Oren Moverman è uno di quei cineasti da cui ti aspetti sempre qualcosa di importante. Da regista in relatà ha firmato solo una pellicola, quel Oltre le regole - The Messenger passato quasi nel completo silenzio in Italia, ma capace di arrivare a due candidature agli Oscar (sceneggiatore e attore protagonista), ma da sceneggiatore c’è il suo nome dietro i vari Io non sono qui e Jesus’ Son.

Israeliano trasferitosi ventiduenne nel 1992 a New York, con Rampart, storia del progressivo autoannientamento di un poliziotto dai modi rudi e fuori dalle regole, Moverman è riuscito a coinvolgere nella sceneggiatura nientemeno che James Ellroy (è suo il soggetto e la co-sceneggiatura), confermando, rispetto al suo film d’esordio, Woody Harrelson come protagonista, mentre l’altro protagonista di The Messenger Ben Foster qui stavolta ha giusto un cameo, oltre che un credit di co-produzione.

Moverman insomma cerca di giocare sul sicuro: un bel cast (ci sono anche Robin Wright, Sigourney Weaver, Anne Heche e Steve Buscemi), uno straordinario scrittore e sceneggiatore, forse il più grande quando si parla di polizieschi, e lui stesso in cabina di regia, per una seconda prova che dovrebbe dare conferma di quanto fatto vedere due anni fa.

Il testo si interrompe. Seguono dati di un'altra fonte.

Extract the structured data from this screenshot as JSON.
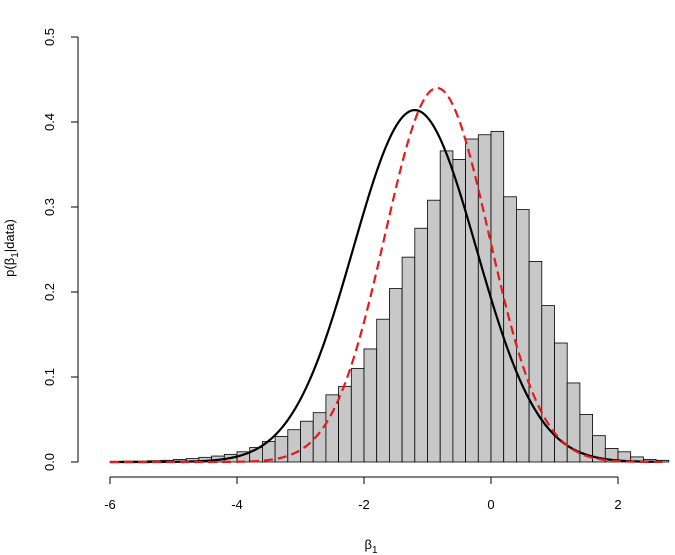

Il risultato purtroppo è abbastanza anonimo. In questa sorta di Cattivo Tenente soft con un protagonista odiabile ma non troppo, non vi è alcun accenno religioso, né un’indagine da finire che davvero tenga alta la suspense. La narrazione procede a strappi immettendo sempre nuova carne sul fuoco per dare un minimo di ritmo, ma senza chiudere alcun cerchio. E va bene che si tratta di un film “character driven”, in cui i minuti di pellicola servono per scavare dentro il personaggio e la storia intorno è più che altro pretestuosa, ma non lo si fa fino in fondo, non c’è empatia, né il non detto (come il background emozionale del protagonista) è immaginabile grazie a particolari dialoghi o scene emblematiche.

Non che ci si annoi: Moverman bene o male sa girare (a parte un insopportabile girotondo intorno al tavolo che tanto ricorda i ghirigori di Ozpetek), Harrelson è sempre un piacere da guardare e l’atmosfera sinistra delle strade assolate di Los Angeles evoca da sola così tante storie cinematografiche che ci si aspetta sempre da un momento all’altro una bella sparatoria catartica, ma le premesse erano ben altre...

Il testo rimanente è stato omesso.